'THE LONG FALL' | A review Valley native's second mystery packs in the plot
By JOHN SKENDALL
VINDICATOR STAFF WRITER
"The Long Fall: A Novel of Crime," by Lynn Kostoff (Carroll & amp; Graf, $24)
YANKEE LAKE -- The two main characters of Hartford-reared Lynn Kostoff's latest novel are modeled after the biblical brothers Cain and Abel, only this time, the reader must figure out who will be the vengeful killer.
Kostoff graduated from Joseph Badger High School in 1972 and went to Bowling Green State University. He was visiting his parents here recently from South Carolina, where he is an English professor at Francis Marion University.
Kostoff offered a glimpse into his writing style and into his new book, "The Long Fall."
In the Bible story, the jealous Cain killed his brother because God did not accept Cain's offering. The situation is clear in Christian teaching: Abel was righteous in God's eyes. Cain acted out of spite.
In Kostoff's new novel, two brothers' father has died, so there is no "God" to determine which brother is in the wrong. From there, the problems escalate into chaos, Kostoff said.
Dark, thrilling twists and turns bring readers of this noir genre book to an unpredictable ending that has pleased critics since its May release.
The 225-page crime mystery novel is Kostoff's second. His last novel, "A Choice of Nightmares," was released in 1991. Kostoff's new book will soon be published in England, France, Germany and Japan.
Like Alfred Hitchcock's films, Kostoff said his books involve normal people whose pressured circumstances lead them to extreme ends.
Said one critic of Kostoff's book, "Every character wants something -- and badly, at that."
The plot
The brothers, Jimmy and Richard Coates, live in Phoenix with seemingly opposite lifestyles.
Jimmy is an ex-con, out from serving two years in prison for trading rare Saguaro cacti on the black market. He is a ne'er-do-well, Kostoff said, a hood who soon finds out two bleak truths: The loan shark he owes $6,000 is out for blood, and his brother has finagled his half of dad's inheritance out from under him.
Richard is a respected, somewhat uptight, businessman who has followed the straight and narrow. He thinks his brother would squander the inherited land, and so he finds a legal loophole to keep it out of Jimmy's hands.
Enter Cain and Abel.
Jimmy is ready to get even and sets out to rob Richard's chain of dry cleaners. But two wrenches are thrown into the works -- an ex-cop Jimmy once testified against is out to revenge the loss of his career, and Jimmy falls in love with Richard's wife, who, longing for excitement, teams up in the dry-cleaning busts.
In the end you wonder if Jimmy is a no-good crook or a tragic hero.

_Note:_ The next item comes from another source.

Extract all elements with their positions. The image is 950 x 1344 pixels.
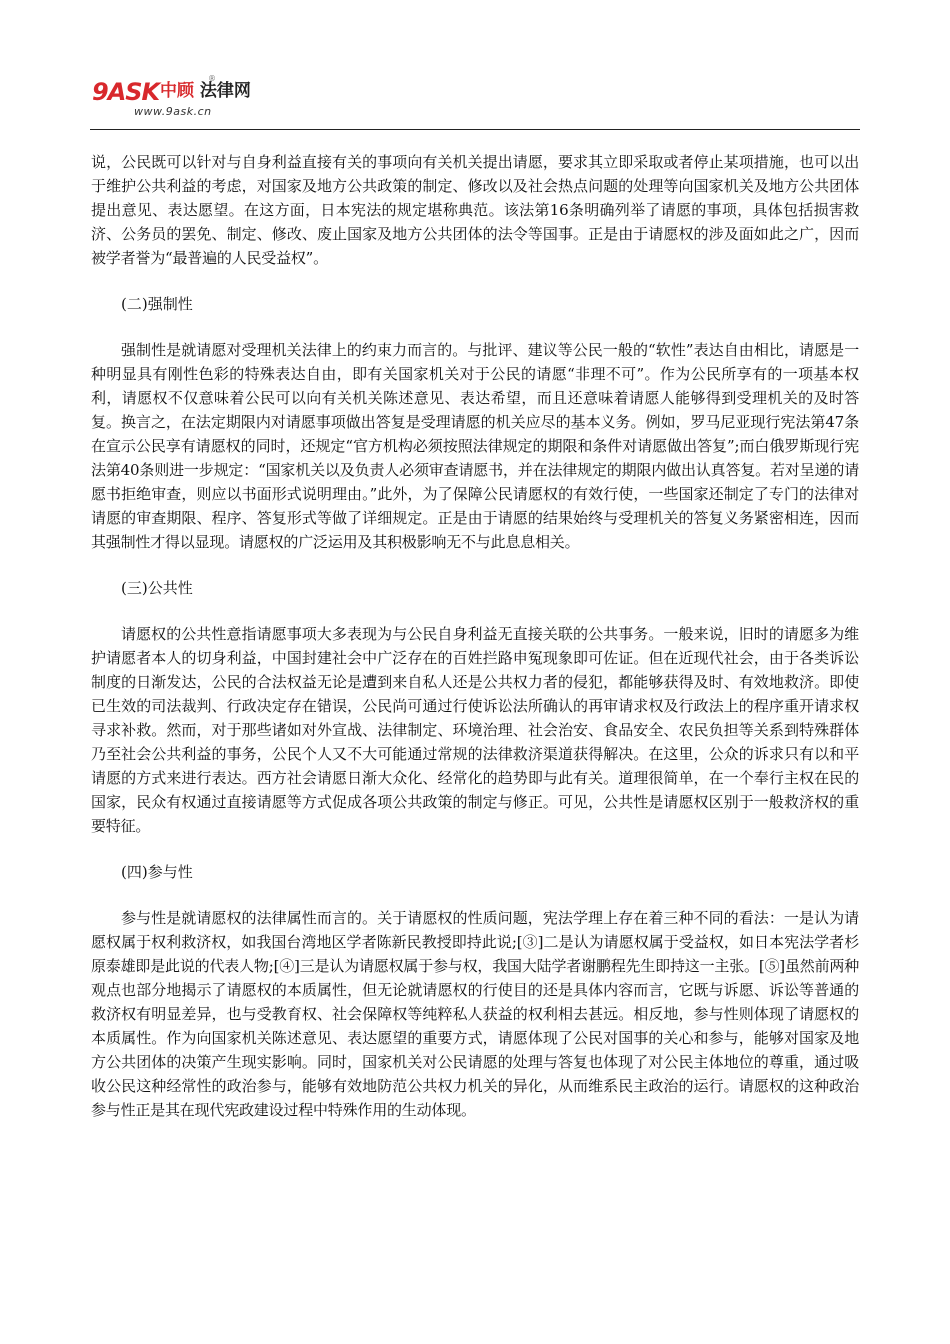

You wonder if Richard's uptight nature is a product of clean-shaven virtue or cold-hearted callous.
Kostoff said he takes pride in making stories that read quickly but when it ends, "You have to wonder, 'What's it all add up to?'"
Yet, the chain-reaction plot doesn't use cheap tricks to keep you guessing.

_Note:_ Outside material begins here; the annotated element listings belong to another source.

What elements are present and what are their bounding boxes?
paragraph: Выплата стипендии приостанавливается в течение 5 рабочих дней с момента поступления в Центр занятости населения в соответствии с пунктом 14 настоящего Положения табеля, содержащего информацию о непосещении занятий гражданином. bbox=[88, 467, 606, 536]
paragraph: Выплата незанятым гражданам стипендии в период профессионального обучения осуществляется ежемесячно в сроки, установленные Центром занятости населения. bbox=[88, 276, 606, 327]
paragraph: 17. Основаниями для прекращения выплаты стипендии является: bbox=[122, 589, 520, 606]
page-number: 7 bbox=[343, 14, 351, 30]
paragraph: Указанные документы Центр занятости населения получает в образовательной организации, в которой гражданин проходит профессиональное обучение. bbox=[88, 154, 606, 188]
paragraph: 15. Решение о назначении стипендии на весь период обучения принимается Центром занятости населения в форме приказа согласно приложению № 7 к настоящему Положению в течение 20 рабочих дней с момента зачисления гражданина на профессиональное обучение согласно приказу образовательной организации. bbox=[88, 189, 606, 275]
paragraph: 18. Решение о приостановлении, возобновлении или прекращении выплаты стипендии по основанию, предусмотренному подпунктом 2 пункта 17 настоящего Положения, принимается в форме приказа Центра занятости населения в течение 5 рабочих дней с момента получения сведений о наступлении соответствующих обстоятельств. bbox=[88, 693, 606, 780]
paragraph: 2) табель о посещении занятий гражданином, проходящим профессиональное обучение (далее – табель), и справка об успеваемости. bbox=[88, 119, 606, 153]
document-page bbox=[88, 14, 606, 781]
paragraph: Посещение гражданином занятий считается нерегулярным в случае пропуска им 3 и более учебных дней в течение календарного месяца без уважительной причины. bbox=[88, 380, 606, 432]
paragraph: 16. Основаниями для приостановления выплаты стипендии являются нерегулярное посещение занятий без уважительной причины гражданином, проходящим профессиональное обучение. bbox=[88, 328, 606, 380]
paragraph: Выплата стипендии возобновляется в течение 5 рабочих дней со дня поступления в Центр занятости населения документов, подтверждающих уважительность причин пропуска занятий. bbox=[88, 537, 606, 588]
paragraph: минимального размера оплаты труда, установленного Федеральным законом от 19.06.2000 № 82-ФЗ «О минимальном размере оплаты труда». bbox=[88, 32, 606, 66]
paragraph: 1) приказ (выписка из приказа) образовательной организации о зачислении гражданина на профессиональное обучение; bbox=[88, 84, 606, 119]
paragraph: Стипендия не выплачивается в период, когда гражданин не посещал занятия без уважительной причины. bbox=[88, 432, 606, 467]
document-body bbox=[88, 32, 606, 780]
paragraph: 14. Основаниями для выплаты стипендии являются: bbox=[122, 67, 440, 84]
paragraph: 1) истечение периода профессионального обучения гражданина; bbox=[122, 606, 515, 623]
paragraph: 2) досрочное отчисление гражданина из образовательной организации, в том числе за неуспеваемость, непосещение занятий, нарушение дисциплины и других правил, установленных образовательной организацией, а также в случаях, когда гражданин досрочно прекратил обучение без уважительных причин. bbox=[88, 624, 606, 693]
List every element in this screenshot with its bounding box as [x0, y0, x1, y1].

The clues are in front of you the whole time, Kostoff said. Motives add up when you think back to the subtleties.
Using imagination
Kostoff insisted the characters are not modeled after his own life, which he said is dull by comparison to his characters'.
"One of the interesting things is getting to use my imagination," he said.
Kostoff sits down to write every morning from 4:30 to 7:30 a.m., working and reworking his novels.
He calls himself a tireless reviser.
"The Long Fall" was 450 pages in its first draft. Every year he wrote a new draft -- every year it was shorter. The result is a concise and pointed piece of fiction, said a critic from January Magazine, which "packs enough plot for a book twice that length."
Kostoff said Otto Penzler, a well-known mystery novel publisher, read his book and said he wanted absolutely no changes.
The author said he hopes to be known for his outlandish metaphors, such as the demented, maniacal ex-cop having the view that "every heart is a crime scene," or Jimmy's mismanaged life being like "a testament to faulty wiring."
First lines made Kostoff notable to the world of fiction after only his first book. "A Choice of Nightmares" began this way, winning him best opening line of a novel from Publishers Weekly: "Robert Staples kept trying to explain why he threw Heidi in the alligator pit."
"Nightmares" starts with no introduction, Kostoff said. You are pulled right in, catching your bearings as you go. The new novel begins just as abruptly. Both novels by the Trumbull County native took four years to write -- partly because he is busy with a family and a full course load as a professor and partly because he believes in quality over quantity.
"I'd rather have a small number I really crafted the way I wanted," Kostoff said.